Animal trials for cancer therapy using the fabricated RNA nanoparticles. (A) Injection without the pRNA/siRNA chimera (No RNA); (B) Treatment with RNA chimera containing folate-pRNA and siRNA(Survivin); (C) Treatment with RNA chimera containing folate-pRNA and siRNA(Survivin) with mutations in the siRNA sequence; (D) Treatment with pRNA-siRNA chimera that does not contain a folate at its 5′ end. Reprinted with permission from [47], A. Khaled et al., Nano Lett. 5, 1797 (2005). © 2005, American Chemical Society.

Fig. 12

The potential use of pRNA hexamers as polyvalent gene delivery vectors.
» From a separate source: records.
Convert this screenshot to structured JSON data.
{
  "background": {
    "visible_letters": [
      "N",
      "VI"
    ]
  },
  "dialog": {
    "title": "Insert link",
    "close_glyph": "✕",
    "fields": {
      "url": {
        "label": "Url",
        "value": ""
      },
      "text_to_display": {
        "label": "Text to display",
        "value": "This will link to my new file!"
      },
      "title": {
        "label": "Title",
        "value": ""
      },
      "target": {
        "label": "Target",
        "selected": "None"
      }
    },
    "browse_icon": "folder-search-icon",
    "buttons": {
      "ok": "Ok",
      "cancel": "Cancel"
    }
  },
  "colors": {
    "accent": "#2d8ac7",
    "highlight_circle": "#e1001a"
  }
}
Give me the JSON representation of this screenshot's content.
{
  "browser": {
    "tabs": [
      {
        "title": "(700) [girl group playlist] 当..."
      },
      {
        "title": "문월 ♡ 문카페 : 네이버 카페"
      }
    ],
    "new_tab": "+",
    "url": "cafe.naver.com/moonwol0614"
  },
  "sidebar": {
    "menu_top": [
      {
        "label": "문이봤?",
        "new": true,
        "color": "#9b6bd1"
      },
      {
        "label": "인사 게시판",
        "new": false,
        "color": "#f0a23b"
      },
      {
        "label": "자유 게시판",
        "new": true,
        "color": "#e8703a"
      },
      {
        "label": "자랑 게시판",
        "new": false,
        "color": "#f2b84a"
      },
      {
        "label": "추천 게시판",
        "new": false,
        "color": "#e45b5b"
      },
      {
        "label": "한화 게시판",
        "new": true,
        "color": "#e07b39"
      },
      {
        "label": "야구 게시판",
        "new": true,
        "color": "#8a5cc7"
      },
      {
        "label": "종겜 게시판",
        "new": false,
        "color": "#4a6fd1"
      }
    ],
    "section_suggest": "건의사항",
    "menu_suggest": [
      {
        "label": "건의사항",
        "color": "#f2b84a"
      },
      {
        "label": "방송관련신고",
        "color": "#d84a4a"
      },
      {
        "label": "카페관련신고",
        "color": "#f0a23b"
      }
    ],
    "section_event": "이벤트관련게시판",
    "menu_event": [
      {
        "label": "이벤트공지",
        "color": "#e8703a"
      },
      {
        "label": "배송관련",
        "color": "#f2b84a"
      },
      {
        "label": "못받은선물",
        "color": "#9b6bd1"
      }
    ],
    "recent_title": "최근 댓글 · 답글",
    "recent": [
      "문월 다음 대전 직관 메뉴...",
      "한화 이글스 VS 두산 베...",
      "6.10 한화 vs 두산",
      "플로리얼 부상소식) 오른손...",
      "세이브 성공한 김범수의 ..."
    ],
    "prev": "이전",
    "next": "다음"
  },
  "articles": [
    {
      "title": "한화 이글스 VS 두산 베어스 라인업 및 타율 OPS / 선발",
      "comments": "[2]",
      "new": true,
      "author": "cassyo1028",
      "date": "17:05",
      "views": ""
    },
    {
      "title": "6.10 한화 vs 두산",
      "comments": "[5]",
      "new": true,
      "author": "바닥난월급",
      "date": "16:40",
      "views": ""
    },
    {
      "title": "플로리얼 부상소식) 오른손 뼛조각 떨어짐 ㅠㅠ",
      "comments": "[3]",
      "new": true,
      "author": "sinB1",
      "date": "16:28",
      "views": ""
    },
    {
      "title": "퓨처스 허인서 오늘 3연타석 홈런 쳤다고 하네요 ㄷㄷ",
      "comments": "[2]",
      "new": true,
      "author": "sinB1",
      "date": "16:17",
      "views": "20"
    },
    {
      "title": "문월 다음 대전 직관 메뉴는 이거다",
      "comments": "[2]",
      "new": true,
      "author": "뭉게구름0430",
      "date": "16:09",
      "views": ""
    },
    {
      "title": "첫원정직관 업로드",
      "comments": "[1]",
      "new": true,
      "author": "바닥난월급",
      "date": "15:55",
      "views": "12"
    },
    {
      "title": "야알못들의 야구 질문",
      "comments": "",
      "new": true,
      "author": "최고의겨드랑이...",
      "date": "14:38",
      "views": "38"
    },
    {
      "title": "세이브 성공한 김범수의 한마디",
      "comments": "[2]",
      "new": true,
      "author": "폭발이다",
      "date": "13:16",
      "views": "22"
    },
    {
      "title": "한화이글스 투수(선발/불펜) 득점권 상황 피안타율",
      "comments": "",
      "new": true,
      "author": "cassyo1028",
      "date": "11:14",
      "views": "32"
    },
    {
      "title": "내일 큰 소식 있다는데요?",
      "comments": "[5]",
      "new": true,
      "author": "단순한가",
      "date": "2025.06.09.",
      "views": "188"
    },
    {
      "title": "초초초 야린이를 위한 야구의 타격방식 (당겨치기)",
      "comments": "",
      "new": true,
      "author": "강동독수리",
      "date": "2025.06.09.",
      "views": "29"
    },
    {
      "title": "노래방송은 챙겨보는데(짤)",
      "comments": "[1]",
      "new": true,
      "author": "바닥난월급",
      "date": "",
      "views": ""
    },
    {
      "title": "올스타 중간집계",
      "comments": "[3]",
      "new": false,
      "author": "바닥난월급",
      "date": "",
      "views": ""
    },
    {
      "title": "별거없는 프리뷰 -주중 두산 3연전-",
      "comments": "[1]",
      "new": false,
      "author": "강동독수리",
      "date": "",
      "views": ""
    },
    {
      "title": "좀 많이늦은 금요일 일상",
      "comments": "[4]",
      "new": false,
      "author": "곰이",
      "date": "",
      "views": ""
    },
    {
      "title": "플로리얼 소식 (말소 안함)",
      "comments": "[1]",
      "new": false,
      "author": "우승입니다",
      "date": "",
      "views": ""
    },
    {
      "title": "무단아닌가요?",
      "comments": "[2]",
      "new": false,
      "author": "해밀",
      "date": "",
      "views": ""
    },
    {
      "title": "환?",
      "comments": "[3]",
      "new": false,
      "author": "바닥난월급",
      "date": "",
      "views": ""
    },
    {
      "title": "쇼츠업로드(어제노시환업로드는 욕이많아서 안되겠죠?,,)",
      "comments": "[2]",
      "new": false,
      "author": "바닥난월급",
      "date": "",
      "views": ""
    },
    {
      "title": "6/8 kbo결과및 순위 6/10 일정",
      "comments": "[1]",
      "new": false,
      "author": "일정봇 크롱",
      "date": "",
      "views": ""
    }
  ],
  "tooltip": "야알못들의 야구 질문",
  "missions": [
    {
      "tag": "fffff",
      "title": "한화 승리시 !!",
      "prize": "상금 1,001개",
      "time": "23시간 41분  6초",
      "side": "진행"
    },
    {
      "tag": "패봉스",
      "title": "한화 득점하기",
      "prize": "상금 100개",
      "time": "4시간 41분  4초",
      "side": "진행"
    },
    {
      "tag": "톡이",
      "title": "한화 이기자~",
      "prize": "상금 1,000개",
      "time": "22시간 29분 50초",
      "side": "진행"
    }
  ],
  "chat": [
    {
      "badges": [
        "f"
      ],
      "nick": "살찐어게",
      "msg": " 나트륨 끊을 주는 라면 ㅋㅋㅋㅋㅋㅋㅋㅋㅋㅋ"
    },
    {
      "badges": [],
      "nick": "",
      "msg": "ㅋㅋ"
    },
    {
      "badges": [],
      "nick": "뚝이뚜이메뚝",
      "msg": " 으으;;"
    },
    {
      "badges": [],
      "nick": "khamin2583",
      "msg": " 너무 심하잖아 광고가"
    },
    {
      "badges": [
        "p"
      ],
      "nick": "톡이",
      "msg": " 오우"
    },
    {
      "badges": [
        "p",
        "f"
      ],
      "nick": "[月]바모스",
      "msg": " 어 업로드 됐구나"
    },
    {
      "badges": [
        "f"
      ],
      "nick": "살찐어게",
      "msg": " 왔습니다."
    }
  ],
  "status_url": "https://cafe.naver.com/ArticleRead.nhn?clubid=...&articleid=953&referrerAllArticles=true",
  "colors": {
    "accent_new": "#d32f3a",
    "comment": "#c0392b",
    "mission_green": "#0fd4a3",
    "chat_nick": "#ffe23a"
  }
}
Six copies of pRNA have been found to form a hexameric ring to drive the DNA-packaging motor of bacterial virus phi29. There would therefore be six positions available to carry foreign moieties for targeting, therapy, and detection, as shown in the figure. Reprinted with permission from [46], S. Guo et al., Human Gene Therapy 16, 1097 (2005). © 2005, Mary Ann Liebert, Inc.